If you’re running Claude Code in scripts or CI/CD pipelines, use the --print flag:

ShellScript

claude --print "run tests"

claude --print "run tests"

Headless mode uses significantly fewer tokens than interactive sessions. For automated tasks where you don’t need the back-and-forth, it’s the obvious choice.

The Key Insight

Here’s the mental model that ties everything together:

Treat your context window like computer RAM.

You wouldn’t load every file on your computer into memory just to edit one document. You load what you need, when you need it, and release it when you’re done.

Claude Code works the same way.

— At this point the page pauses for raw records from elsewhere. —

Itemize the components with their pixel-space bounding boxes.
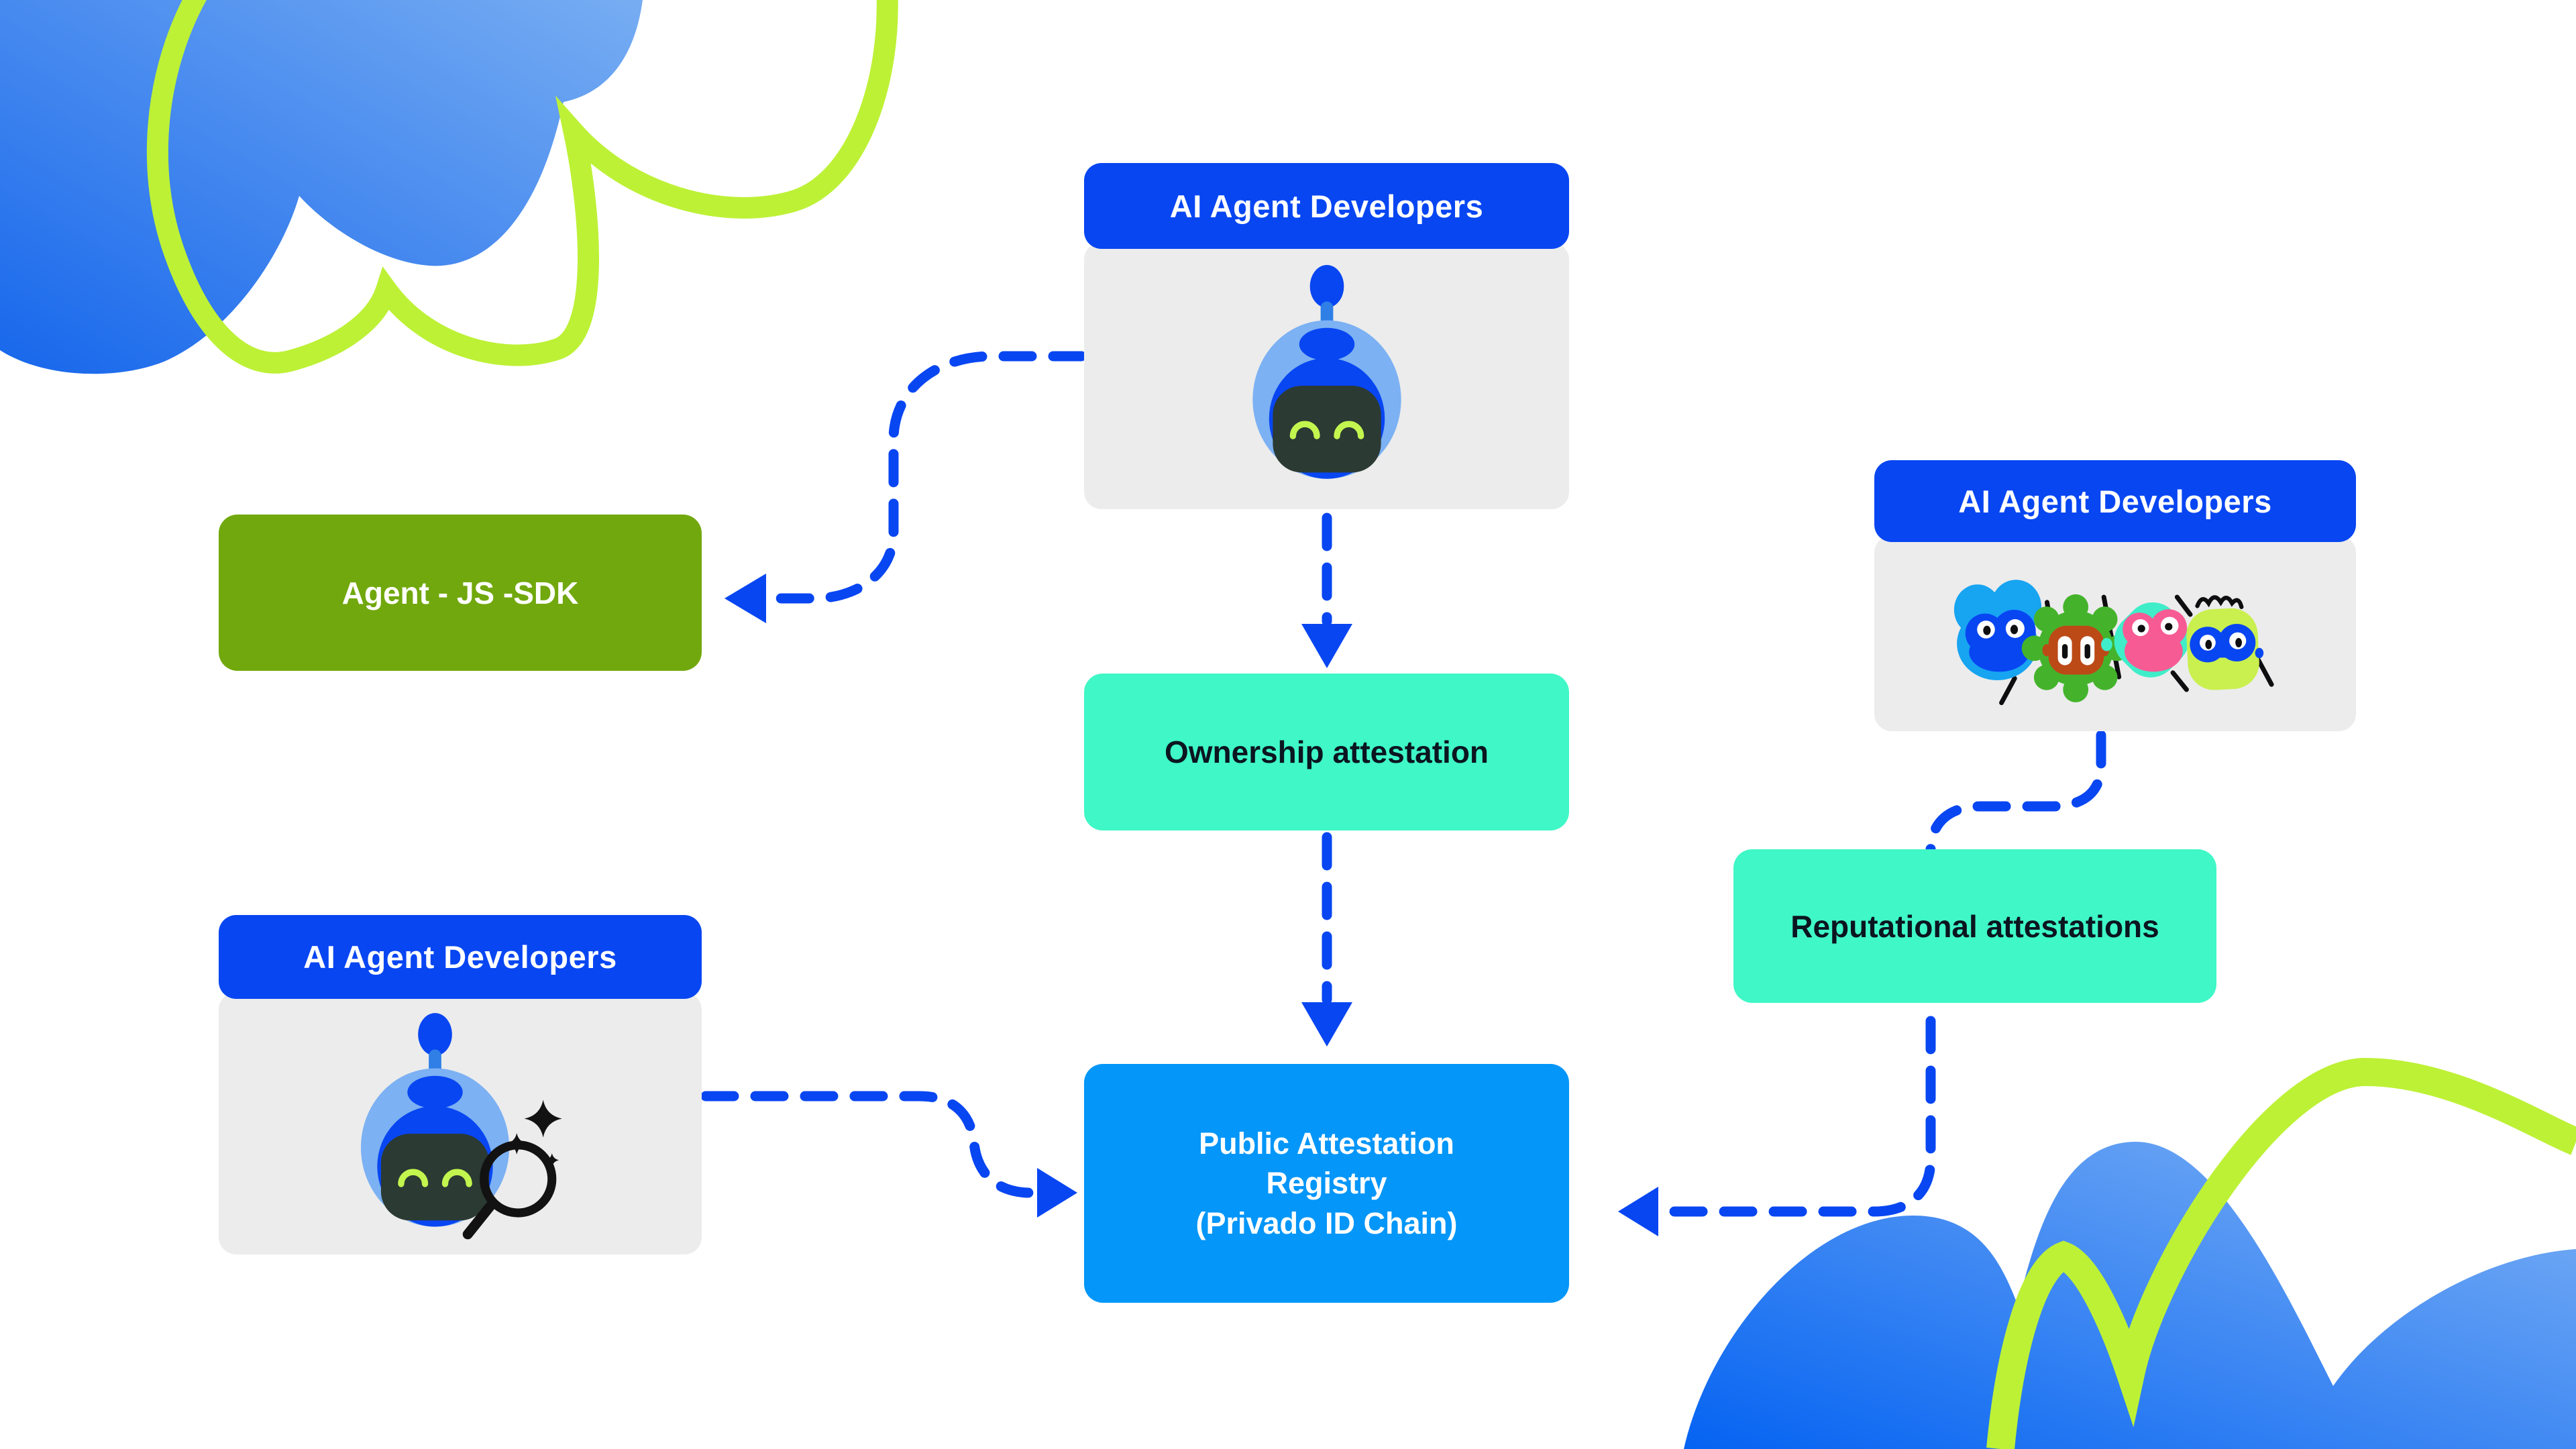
sparkle-icon bbox=[506, 1099, 562, 1167]
node-ownership-attestation-label: Ownership attestation bbox=[1164, 735, 1489, 769]
arrowhead-down-icon bbox=[1301, 1002, 1352, 1046]
lime-cloud-outline bbox=[1986, 1057, 2576, 1449]
robot-icon bbox=[1252, 265, 1401, 479]
registry-label-line2: Registry bbox=[1266, 1166, 1387, 1201]
node-ownership-attestation: Ownership attestation bbox=[1084, 674, 1569, 830]
cloud-decoration-top-left bbox=[0, 0, 898, 374]
node-agent-js-sdk: Agent - JS -SDK bbox=[219, 515, 702, 671]
cloud-decoration-bottom-right bbox=[1684, 1057, 2576, 1449]
node-agent-js-sdk-label: Agent - JS -SDK bbox=[341, 575, 579, 610]
lime-cloud-outline bbox=[146, 0, 898, 374]
monster-lime bbox=[2186, 595, 2264, 690]
robot-search-icon bbox=[360, 1012, 562, 1239]
node-top-developers: AI Agent Developers bbox=[1084, 163, 1569, 509]
node-right-developers-body bbox=[1874, 535, 2356, 731]
arrow-bottom-dev-to-registry bbox=[700, 1091, 1037, 1198]
node-right-developers-label: AI Agent Developers bbox=[1958, 483, 2272, 519]
arrowhead-left-icon bbox=[724, 574, 766, 623]
node-right-developers-header: AI Agent Developers bbox=[1874, 460, 2356, 542]
node-bottom-developers-header: AI Agent Developers bbox=[219, 915, 702, 999]
node-top-developers-body bbox=[1084, 242, 1569, 509]
node-bottom-developers-body bbox=[219, 992, 702, 1254]
node-top-developers-header: AI Agent Developers bbox=[1084, 163, 1569, 249]
registry-label-line1: Public Attestation bbox=[1199, 1126, 1454, 1161]
node-bottom-developers-label: AI Agent Developers bbox=[303, 939, 617, 975]
line-right-dev-to-reputational bbox=[1925, 730, 2106, 856]
arrow-top-to-sdk bbox=[766, 351, 1087, 604]
monster-mint bbox=[2101, 602, 2206, 678]
arrowhead-right-icon bbox=[1037, 1168, 1077, 1218]
blue-cloud-shape bbox=[1684, 1142, 2576, 1449]
arrowhead-left-icon bbox=[1618, 1187, 1658, 1236]
node-reputational-attestations: Reputational attestations bbox=[1733, 849, 2216, 1003]
monster-blue bbox=[1953, 580, 2042, 680]
arrow-reputational-to-registry bbox=[1658, 1016, 1936, 1217]
node-top-developers-label: AI Agent Developers bbox=[1169, 188, 1484, 224]
node-reputational-attestations-label: Reputational attestations bbox=[1790, 908, 2159, 944]
node-bottom-developers: AI Agent Developers bbox=[219, 915, 702, 1254]
arrowhead-down-icon bbox=[1301, 624, 1352, 668]
node-public-attestation-registry: Public Attestation Registry (Privado ID … bbox=[1084, 1064, 1569, 1303]
node-right-developers: AI Agent Developers bbox=[1874, 460, 2356, 731]
monster-avatars-icon bbox=[1953, 580, 2274, 706]
registry-label-line3: (Privado ID Chain) bbox=[1195, 1205, 1458, 1240]
monster-green bbox=[2021, 594, 2130, 702]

Every piece of context you load costs tokens—not just once, but with every message in that conversation.

So be intentional:

Load only what you need
Release (clear) when you’re done
Monitor constantly
Choose the right model for the job

Quick Reference

Essential Commands

Command	Purpose
`/clear`	Start fresh session
`/compact`	Summarize and reload with summary
`/context`	Check current context usage
`/usage`	Show session and weekly usage
`/model [name]`	Set custom model

Useful Resources

Usage Dashboard: claude.ai/settings/usage
Claude Models Documentation: platform.claude.com/docs/en/about-claude/models/overview
claude-hud Plugin: github.com/jarrodwatts/claude-hud

Start Here

If you’re overwhelmed by 12 techniques, start with these three:

Set up .claudeignore — One-time setup, permanent savings
Use /clear between tasks — Instant habit, immediate impact
Install claude-hud — Real-time visibility changes behavior

Once these become second nature, layer in the others.

The goal isn’t to obsess over every token. It’s to build efficient habits so you can focus on the work that matters.